IT was thought Clitheroe’s Connor Byrne may never walk up a hill again.
But now he is aiming to climb to the top of his sport, having been selected to represent Great Britain.
The 16-year-old has been named in the squad for the European Youth Climbing Championship in France in November.
And with the sport to potentially be included in the Olympic Games from 2020, he is in pole position to build on the Ribble Valley’s heroics at London 2012.
Connor, who is leaving Bowland High School to take A-levels at Clitheroe Royal Grammar School, is the reigning British youth lead climbing champion, winning at Ratho, Edinburgh, and his determination to get where he has so far will serve him well.

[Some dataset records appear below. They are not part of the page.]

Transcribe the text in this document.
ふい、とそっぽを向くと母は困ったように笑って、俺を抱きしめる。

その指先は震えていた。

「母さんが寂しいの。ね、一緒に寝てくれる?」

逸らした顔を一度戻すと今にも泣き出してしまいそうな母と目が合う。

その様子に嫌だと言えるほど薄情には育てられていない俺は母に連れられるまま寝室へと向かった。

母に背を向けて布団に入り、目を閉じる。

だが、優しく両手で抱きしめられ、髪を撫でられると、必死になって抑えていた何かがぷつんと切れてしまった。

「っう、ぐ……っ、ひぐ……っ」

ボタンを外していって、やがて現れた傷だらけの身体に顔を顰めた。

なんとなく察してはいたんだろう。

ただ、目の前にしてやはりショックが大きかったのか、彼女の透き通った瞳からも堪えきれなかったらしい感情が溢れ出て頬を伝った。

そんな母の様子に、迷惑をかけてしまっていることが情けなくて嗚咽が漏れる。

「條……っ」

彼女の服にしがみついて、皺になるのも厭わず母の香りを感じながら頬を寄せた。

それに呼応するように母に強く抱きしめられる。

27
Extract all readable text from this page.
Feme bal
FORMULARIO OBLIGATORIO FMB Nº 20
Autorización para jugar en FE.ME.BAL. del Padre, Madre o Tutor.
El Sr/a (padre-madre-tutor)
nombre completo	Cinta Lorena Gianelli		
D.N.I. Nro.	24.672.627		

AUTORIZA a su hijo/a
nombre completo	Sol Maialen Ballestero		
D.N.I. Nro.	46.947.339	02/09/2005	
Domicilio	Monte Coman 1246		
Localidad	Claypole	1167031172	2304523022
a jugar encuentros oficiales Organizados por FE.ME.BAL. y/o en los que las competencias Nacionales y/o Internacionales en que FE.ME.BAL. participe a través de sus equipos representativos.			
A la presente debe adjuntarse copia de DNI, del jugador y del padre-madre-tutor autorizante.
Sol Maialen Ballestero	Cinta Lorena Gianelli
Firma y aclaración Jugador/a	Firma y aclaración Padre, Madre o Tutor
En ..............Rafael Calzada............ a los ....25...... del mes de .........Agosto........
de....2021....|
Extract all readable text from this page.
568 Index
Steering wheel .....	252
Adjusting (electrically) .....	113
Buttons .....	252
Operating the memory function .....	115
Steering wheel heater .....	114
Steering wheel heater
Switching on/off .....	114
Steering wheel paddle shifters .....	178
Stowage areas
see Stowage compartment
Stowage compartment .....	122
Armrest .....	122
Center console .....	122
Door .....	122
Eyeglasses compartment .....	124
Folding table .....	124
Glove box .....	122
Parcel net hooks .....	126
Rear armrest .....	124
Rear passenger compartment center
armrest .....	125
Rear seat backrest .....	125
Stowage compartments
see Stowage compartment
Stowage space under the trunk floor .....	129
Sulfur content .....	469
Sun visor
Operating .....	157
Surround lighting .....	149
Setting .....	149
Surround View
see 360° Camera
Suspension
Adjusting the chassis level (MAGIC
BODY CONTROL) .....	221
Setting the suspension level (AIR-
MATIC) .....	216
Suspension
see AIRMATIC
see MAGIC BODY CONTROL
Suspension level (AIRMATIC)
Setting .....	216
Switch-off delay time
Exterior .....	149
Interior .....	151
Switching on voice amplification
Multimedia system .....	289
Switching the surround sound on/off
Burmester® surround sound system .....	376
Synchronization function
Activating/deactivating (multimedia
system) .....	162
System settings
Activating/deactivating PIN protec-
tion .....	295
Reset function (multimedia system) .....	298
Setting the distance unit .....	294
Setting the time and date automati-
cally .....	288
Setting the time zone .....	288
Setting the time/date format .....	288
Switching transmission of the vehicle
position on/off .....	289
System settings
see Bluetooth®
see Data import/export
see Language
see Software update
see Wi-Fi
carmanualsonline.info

He has recovered from a broken leg, suffered falling down the stairs at home six years ago in Waddington Fell – a complicated injury which ruled him out for two years after shards of bone damaged tendons and muscles.
Connor said: “I fractured my fibia, which went undetected for three months and resulted in 12 months of inactivity.
“I resumed climbing at Christmas 2007, and settled down to some dedicated hard work, and by the spring of 2009, I was back on the North West team for the British Mountaineering Council Youth Climbing Series, and off to the national final as I was now fully recovered from the leg injury.”
He started climbing at Roefield, aged eight, and participated in his first competition in 2006, the British Youth Climbing regionals, achieving a place in the North West team and entry into the national finals of the British Youth Climbing Series, coming 12th against more experienced competitors.
In 2011, he achieved a place on the GB Climbing team, and took part in his first international competitions, at home and abroad, in Slovenia, and won the British Lead Climbing Championship, and the Welsh Climbing Championship.
This year, he finished 19th in the European Youth Cup in Edinburgh, and second in the BMC National Youth Open.
Now Connor will compete for GB in France, and he hopes to raise awareness and sponsorship for his sport.
He said: “I am totally self-funded.
“Climbing at an elite level gets very little funding as it is not an Olympic event, so to compete for my country, my parents pay all the bills, including entrance fees.
“We have to travel vast distances to good training venues, probably 10 hours a week, and then put in about 14 hours training per week.”